Cécile se laisse faire, observe, intriguée.

Odette : *- Mais entre, mais entre, tu es des nôtres !
Cécile : *- Je suis lauréate...
Delphine : *- Mais nous aussi, et en plus nous avons vidé quelques bouteilles de floc, et il t’en reste ! Les frais généraux sont généreux.
Aurélie : *- Mais ça dégénère.
Delphine, en riant : *- Mais la nuit même les cellules grises se régénèrent !
Emilie : *- Alex a fait faux bond !
Odette, jouant la grande dame : *- Mais que t’est-il donc arrivé, chère amie ?
Cécile : *- Une crevaison.
Odette : *- Et ça t’a mise autant en retard !
Cécile : *- J’ai appelé les renseignements mais les garagistes du coin étaient tous sur répondeur. Durant des heures, les seuls types qui se sont arrêtés, me proposaient d’appeler une remorqueuse et de m’héberger la nuit.
Odette : *- Quand on veut conduire une voiture, il faut faire la formation « changement de roue ». Alex me paye toujours le taxi, sur ça, y’a rien à lui reprocher.
Cécile : *- Et c’est un camionneur qui me l’a changée, sans même la moindre avance. J’avais des préjugés défavorables sur les camionneurs, j’avais tort. Je lui ai promis de lui envoyer une photo dédicacée d’Alex...
Delphine : *- C’est pas clair ton histoire, ça n’arrive plus, crever une roue, c’était au Moyen Age !
Aurélie : *- Y’avait pas de voitures, au Moyen Age, ma vieille.
Cécile : *- Je suis une victime de manifestations estudiantines. Hier ils ont balancé des bouteilles sur les CRSS.
Aurélie : *- Alors il faut qu’on trinque !
Delphine : *- Vides, j’espère. Ils ne seraient quand même pas fous... Enfin, ils sont tellement riches les manifestants d’aujourd’hui, qu’un jour ils balanceront des bouteilles de Dom Pérignon. Juste pour narguer les journalistes stagiaires ! Et montrer qu’en France, non seulement on a les moyens de manifester, mais en plus une certaine élégance.
Aurélie : *- C’est bizarre, j’avais eu la même idée quand les chanteurs ont manifesté contre le téléchargement gratuit de la musique sur internet.
Brigitte : *- Je me souviens.
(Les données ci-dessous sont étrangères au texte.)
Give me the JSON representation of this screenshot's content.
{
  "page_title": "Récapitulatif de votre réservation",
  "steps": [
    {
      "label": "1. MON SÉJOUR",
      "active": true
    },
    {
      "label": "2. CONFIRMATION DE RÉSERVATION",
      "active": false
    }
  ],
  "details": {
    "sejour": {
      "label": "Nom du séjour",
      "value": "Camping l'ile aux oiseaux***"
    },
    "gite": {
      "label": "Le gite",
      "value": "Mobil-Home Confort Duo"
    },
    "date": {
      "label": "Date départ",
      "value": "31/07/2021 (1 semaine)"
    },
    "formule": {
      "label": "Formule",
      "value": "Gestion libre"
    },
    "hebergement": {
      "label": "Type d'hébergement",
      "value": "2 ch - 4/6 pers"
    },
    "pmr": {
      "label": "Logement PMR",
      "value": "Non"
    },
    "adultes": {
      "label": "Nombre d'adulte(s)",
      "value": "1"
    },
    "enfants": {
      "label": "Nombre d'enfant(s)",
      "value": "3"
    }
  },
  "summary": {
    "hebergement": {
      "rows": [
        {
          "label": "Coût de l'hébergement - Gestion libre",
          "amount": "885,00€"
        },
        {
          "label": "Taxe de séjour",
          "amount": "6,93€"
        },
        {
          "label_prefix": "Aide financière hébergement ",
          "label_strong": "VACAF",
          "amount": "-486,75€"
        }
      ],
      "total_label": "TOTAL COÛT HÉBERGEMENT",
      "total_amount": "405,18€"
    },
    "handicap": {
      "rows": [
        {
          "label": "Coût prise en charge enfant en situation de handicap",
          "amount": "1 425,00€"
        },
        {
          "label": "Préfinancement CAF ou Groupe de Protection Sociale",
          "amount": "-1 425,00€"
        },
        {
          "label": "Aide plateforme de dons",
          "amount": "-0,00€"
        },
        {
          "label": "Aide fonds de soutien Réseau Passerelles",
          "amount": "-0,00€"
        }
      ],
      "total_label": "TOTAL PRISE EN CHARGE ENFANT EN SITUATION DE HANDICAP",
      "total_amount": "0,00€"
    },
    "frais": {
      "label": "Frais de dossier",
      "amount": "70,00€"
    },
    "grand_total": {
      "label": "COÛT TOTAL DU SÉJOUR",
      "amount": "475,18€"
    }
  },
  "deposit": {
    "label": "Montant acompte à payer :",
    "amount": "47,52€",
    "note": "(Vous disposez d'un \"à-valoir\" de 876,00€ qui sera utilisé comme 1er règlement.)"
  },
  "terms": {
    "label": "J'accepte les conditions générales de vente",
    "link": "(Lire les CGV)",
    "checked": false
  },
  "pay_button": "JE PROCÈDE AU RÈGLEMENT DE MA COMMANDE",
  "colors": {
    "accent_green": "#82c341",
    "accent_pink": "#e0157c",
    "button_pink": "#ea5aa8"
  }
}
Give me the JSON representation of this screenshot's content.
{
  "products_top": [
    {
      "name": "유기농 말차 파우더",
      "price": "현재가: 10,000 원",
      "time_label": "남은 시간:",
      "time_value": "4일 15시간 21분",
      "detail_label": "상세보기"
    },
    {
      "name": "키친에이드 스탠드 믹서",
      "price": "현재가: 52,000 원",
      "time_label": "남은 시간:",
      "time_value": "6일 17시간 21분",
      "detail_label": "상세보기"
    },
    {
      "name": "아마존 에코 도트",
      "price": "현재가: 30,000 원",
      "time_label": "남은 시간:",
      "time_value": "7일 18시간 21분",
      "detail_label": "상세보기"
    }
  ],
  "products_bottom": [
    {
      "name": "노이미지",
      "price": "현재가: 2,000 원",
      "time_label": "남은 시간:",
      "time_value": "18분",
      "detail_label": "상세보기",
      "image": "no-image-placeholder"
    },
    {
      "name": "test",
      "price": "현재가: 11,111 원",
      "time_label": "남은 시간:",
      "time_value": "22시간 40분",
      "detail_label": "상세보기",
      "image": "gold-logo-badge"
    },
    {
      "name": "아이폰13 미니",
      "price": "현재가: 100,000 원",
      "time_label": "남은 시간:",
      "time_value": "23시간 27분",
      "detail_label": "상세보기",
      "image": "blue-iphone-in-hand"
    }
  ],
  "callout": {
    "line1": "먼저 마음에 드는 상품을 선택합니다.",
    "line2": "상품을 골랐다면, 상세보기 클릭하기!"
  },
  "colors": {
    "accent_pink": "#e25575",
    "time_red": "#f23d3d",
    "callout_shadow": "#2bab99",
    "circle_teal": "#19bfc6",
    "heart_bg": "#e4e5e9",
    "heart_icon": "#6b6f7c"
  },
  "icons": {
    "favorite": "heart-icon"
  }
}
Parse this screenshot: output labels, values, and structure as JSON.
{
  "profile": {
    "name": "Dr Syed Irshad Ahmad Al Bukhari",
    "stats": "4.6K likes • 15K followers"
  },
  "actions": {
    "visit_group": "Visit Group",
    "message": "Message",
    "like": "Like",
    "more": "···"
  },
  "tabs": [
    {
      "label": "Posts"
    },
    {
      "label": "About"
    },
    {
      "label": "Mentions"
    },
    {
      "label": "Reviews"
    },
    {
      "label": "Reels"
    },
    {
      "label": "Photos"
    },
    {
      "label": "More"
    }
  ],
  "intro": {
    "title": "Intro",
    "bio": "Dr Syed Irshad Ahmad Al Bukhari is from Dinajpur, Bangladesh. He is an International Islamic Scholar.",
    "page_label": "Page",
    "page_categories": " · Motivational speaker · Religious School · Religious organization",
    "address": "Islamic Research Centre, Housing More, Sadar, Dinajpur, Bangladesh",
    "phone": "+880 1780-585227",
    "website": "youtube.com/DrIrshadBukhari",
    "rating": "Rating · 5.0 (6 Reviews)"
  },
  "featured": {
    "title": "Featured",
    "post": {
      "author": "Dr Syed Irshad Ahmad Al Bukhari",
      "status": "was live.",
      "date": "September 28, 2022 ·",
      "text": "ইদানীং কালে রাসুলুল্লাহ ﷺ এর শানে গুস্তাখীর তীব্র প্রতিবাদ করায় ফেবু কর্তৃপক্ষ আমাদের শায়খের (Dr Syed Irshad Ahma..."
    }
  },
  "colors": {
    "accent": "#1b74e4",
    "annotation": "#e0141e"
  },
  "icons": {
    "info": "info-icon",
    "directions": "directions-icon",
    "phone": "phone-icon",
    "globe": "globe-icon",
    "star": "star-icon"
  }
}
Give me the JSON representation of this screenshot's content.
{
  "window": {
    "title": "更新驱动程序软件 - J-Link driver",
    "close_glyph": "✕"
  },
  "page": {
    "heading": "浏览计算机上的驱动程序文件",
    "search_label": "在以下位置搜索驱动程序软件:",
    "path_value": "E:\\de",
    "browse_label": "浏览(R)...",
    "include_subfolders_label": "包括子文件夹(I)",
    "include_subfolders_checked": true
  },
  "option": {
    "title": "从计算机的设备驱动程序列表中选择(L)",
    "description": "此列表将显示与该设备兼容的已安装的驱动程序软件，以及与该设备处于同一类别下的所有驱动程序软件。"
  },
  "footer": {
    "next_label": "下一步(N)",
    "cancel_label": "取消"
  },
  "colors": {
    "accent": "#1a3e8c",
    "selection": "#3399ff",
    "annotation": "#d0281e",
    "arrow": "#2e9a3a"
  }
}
Mais j’ai oublié son nom, à ce chanteur qui tendait son joint aux CRSS. Il paraît que cette photo, ça lui a rapporté un max de blé, ça a fait redécoller ses ventes, encore plus que Gainsbourg quand il avait brûlé un gros billet à la télé.
Delphine : *- C’est qui Gainsbourg ?
Odette : *- Alex aussi a réussi un super bon plan média : *avec Jef, nous avions organisé une super manif. Forcément spontanée ! On avait déplacé une de nos célèbres rencontres. Ils nous en avaient voulu les manifestants de Paris, quand le 20 heures avait ouvert par un duplex avec le merveilleux petit village du sud-ouest « où il y a ce soir plus de manifestants que d’habitants habituellement. »
Delphine : *- Mais pourquoi ont-elles cessé, ces rencontres ? Je me souviens, j’avais vu un reportage à la télé.
Aurélie : *- C’est écrit dans sa dernière biographie : *« le monde de la chanson regrette que ce haut lieu de la formation, de la création ait dû fermer, à cause de campagnes de presse scandaleuses, inacceptables. »
Odette : *- On nous a reproché nos subventions ! Trop d’argent dilapidé ! Pourtant, qu’est-ce qu’on se prenait comme bon temps avec Jef, on s’en est payé de super vacances sur le dos des subventions !
Aurélie : *- C’était donc, magouilles !
Odette : *- Retire ce mot, sinon je range le floc ! Le monde de la chanson a ses traditions. Et la Cour des Comptes ferait mieux...
Aurélie : *- Je n’ai rien dit !
Cécile : *- Je peux poser une question ?
Delphine : *- Je te répondrai si Odette nous a déjà confié le secret.
Cécile : *- Ça se passe comment, ces vingt-quatre heures ?
Delphine : *- Du floc, du floc et encore du floc ! Une chambre personnelle dont le numéro correspond à l’ordre alphabétique A1, B2, C3, donc Cécile 3, et demain Alex pour les photos, les télés. Et comme ça fait cinq minutes, tu peux poser ton sac, nous tutoyer, et venir trinquer...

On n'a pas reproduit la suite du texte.